While elected officials have been presented with countless ideas for spending ARPA funds, prioritizing the interests of the taxpayer should have been at the top of their minds. In addition to direct property tax relief, investments in permanent infrastructure projects and fulfillment of deferred maintenance obligations would be prudent expenditures. Putting the taxpayer on the hook for future spending by hiring new employees, in contrast, is an example of windfall spending that should be avoided.

Council Bluffs and Pottawattamie County received a combined $42.9 million, with $24.8 million going to Council Bluffs. Council Bluffs had spent or obligated 52% of its ARPA funds at the time of our survey, while Pottawattamie County had only spent 40% of its total.

Council Bluffs and Pottawattamie County partnered to upgrade their countywide emergency management radio program. The county also gave $500,000 grants to both of its hospitals, expanded the sheriff’s office, and invested in stormwater and water infrastructure projects, while one of the larger expenditures was the purchase the Mt. Crescent Ski Resort as an expansion to Hitchcock Park. Council Bluffs claimed more than $16 million in the revenue replacement category, allowing flexibility to use the funds as officials see fit. Other expenditures include purchasing a new ambulance, upgrades to the mobile command center, and a $4.2 million investment in the Manawa property.
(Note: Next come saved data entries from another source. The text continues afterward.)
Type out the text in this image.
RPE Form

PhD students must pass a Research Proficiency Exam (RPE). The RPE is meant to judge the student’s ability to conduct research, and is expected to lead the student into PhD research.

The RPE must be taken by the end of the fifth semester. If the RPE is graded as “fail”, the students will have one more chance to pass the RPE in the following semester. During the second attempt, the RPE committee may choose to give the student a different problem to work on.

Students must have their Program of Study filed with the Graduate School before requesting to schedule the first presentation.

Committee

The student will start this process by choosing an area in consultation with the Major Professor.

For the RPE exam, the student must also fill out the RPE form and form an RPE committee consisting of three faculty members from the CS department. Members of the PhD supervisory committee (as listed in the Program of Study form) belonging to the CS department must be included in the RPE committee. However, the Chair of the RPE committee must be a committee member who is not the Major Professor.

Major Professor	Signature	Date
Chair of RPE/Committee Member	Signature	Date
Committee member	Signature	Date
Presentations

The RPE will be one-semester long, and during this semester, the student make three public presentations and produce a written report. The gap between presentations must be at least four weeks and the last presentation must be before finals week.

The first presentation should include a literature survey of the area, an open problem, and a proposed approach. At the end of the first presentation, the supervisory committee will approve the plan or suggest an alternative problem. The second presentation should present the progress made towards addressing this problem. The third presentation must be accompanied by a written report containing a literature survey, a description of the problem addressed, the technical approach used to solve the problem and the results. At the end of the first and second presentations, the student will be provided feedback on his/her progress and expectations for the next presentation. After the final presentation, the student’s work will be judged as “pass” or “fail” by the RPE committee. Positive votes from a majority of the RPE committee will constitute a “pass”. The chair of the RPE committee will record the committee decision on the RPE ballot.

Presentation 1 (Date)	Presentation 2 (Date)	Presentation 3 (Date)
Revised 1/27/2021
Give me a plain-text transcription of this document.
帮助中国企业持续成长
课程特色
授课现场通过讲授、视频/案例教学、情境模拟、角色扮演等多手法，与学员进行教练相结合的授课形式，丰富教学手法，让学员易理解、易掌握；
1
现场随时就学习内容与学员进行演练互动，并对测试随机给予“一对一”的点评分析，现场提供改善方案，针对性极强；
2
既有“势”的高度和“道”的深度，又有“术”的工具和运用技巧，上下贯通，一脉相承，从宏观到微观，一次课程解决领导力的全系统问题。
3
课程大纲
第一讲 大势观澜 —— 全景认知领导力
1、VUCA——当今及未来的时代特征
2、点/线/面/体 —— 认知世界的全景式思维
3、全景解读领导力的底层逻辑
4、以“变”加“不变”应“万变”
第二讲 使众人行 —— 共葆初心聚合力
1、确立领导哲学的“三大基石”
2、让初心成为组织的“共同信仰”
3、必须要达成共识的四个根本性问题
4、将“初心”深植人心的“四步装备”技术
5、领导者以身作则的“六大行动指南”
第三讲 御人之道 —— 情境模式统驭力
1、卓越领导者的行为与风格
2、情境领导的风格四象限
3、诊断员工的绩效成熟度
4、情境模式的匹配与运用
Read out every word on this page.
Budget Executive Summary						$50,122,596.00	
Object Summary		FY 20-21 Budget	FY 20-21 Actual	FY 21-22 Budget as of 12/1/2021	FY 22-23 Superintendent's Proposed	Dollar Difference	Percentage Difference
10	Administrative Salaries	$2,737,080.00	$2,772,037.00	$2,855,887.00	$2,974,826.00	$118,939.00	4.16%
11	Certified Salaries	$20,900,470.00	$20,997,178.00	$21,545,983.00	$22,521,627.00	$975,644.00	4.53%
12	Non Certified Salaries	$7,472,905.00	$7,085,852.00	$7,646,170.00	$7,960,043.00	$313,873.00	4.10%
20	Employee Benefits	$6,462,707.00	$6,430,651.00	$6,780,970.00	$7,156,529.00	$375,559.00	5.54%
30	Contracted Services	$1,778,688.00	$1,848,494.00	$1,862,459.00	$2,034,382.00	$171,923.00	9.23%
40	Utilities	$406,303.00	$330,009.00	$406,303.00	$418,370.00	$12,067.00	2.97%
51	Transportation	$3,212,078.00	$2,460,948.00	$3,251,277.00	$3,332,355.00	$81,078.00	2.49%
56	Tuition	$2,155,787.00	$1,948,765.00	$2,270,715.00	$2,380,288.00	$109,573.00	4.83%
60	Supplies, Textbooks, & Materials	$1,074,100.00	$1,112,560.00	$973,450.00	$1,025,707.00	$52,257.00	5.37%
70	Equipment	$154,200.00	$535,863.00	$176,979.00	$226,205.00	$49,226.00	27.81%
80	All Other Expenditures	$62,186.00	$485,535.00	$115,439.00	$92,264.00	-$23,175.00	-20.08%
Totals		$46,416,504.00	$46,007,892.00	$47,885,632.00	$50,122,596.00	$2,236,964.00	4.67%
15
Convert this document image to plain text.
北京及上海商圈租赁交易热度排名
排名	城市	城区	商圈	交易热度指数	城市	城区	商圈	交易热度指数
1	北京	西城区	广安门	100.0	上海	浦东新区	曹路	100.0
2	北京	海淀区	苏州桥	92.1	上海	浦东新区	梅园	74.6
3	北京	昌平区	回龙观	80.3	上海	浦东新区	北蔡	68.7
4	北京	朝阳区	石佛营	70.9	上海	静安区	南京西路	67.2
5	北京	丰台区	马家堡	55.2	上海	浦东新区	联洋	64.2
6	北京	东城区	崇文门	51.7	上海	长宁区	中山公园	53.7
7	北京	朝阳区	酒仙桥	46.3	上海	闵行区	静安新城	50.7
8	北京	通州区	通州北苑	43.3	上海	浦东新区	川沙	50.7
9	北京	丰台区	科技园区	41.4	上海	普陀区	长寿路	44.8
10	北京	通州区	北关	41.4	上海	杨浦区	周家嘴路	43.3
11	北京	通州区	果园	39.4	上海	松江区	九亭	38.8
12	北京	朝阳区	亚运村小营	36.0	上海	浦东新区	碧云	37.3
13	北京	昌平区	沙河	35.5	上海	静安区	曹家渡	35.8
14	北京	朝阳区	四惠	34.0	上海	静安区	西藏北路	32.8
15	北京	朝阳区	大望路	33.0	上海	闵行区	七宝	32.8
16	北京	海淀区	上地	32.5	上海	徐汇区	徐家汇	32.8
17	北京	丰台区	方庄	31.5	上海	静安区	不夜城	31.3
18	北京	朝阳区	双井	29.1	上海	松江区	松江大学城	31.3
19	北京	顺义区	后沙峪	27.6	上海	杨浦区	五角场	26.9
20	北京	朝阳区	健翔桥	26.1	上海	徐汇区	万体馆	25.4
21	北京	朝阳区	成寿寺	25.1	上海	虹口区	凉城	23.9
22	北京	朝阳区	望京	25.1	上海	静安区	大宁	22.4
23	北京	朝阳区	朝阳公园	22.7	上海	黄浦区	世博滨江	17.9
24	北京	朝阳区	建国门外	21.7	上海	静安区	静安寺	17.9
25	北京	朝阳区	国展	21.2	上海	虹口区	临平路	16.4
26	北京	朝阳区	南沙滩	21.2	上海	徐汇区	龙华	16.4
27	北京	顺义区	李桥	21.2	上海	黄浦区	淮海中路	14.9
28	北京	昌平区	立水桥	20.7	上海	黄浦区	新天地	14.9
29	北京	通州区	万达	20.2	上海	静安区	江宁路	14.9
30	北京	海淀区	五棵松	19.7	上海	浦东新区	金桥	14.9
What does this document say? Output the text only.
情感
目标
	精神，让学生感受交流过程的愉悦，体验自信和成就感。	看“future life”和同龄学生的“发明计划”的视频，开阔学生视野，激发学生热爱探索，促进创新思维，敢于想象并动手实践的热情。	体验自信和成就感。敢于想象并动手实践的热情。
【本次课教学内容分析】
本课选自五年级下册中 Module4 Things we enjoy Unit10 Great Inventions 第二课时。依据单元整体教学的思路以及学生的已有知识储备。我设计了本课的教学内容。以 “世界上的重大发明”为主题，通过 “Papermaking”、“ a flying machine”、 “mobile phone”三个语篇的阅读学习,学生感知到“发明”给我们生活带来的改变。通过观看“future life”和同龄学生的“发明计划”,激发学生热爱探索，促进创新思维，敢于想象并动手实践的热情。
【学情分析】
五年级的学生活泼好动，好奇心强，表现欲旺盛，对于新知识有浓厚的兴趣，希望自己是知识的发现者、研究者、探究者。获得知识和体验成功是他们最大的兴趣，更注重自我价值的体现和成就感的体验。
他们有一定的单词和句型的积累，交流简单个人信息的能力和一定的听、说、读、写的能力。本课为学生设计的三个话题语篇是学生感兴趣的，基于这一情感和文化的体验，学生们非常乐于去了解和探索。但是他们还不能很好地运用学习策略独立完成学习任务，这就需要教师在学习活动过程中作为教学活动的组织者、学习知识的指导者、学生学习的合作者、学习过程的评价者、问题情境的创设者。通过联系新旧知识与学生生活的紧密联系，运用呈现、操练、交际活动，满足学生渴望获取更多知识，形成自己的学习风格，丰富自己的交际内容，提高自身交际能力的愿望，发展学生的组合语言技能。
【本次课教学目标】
Taxpayers across the state have questioned why ARPA funds were not used to reduce property taxes. While no local government in our survey chose to directly reduce property taxes with ARPA funds, Council Bluffs stands out as the only city in our survey to falsely state it could not use these funds to do so. The Council Bluffs city council instead chose to increase its property tax rate, by 29 cents. Meanwhile, the Pottawattamie Board of Supervisors chose to reduce the countywide levy rate by over 38 cents.

No doubt, many local governments experienced negative financial effects from the pandemic; however, assistance given nearly 18 months after the onset was arguably too late to do much good. In fact, more than 85% of the rescue funds allocated to local governments we surveyed remains unspent. Even now, when our lives are practically back to normal, the federal government is scheduled to send more money, which will only further contribute to the country’s rising inflation.